Cybersex is the act of two persons (sometimes more) sitting at distant computer terminals sending sexually explicit messages back and forth to one another. It is most commonly performed in Internet chat rooms (such as IRC or web chats) and on instant messaging systems. The act of exchanging sexually explicit email may also be considered cybersex. It is often used for the purpose of enhancing masturbation or as an introduction to arranging a meeting for sexual intercourse. While these activities are common, it is difficult to make precise statistical claims, and the prevalence of cybersex of course depends highly on the availability of Internet access.

Cybersex is the logical continuation of phone sex on modern computer networks. It is often seen as a simulation of "real" sex, and participants usually try to make the experience as close to real life as possible. It can be considered a form of role playing that allows a couple to experience sexual sensations without actually physically being in each other's company. Cybersex is often ridiculed because the partners frequently have no knowledge whatsoever about each other -- the person at the other end could be male or female. Since the primary point of cybersex is the realistic simulation of sexual activity, this knowledge is not always desired or necessary.

Debate continues among moralists on whether cybersex is a form of infidelity. While it does not involve physical contact, critics claim that the powerful emotions involved can cause marital stress, especially when cybersex culiminates in an Internet romance. There is also the separate risk factor of Internet addiction, which is perceived to be the cause of social isolation and loss of work productivity.
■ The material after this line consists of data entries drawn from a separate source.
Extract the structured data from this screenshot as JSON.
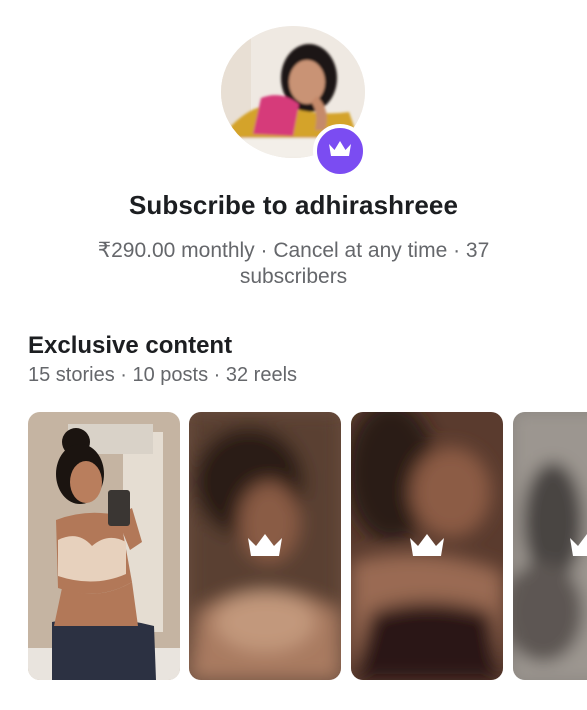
{
  "profile": {
    "avatar_icon": "crown-icon",
    "badge_color": "#7b4cf2"
  },
  "subscribe": {
    "title": "Subscribe to adhirashreee",
    "details": "₹290.00 monthly · Cancel at any time · 37 subscribers"
  },
  "exclusive": {
    "heading": "Exclusive content",
    "counts": "15 stories · 10 posts · 32 reels"
  },
  "colors": {
    "text_primary": "#1c1e21",
    "text_secondary": "#65676b",
    "accent": "#7b4cf2"
  },
  "cards": [
    {
      "type": "preview",
      "locked": false
    },
    {
      "type": "blurred",
      "locked": true,
      "icon": "crown-icon"
    },
    {
      "type": "blurred",
      "locked": true,
      "icon": "crown-icon"
    },
    {
      "type": "blurred",
      "locked": true,
      "icon": "crown-icon"
    }
  ]
}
Cybersex is sometimes colloquially called "cybering." It is also called "TinySex" or "TS," a phrase which stems from a MUD software program called TinyMUD. Within the furry community, it is sometimes referred to as "yiffing". Channels used to initiate cybersex are not necessarily exclusively devoted to that subjects, and participants in any Internet chat may suddenly receive a message with the text "Wanna cyber?".

Cybersex and pedophilia

Pedophiles and ephebophiles have been known to engage in cybersex with underage users. In the course of such conversations, they sometimes try to send child pornography across the network, or to arrange meetings. In the United States, police pose as underage boys or girls in chat rooms in order to bait pedophiles (see, e.g., "Who's 14, 'Kewl' and Flirty Online?; A 39-Year-Old Detective, and He Knows His Bra Size", The New York Times, April 7, 2003). On one occasion, an elderly man from Georgia flew into Hartsfield International Airport in Atlanta to meet what he thought was an underage girl he had met online to have sex with, but he met with sheriff's deputies instead. Another time, a teacher from Minnesota was arrested by FBI agents in Yuma, Arizona's airport, after he had arranged online to meet and have sex with what he thought were two eight year old Mexican girls.

This practice of baiting has also become popular among some regular users, who try to troll pedophiles and others and put the log files of such conversations online.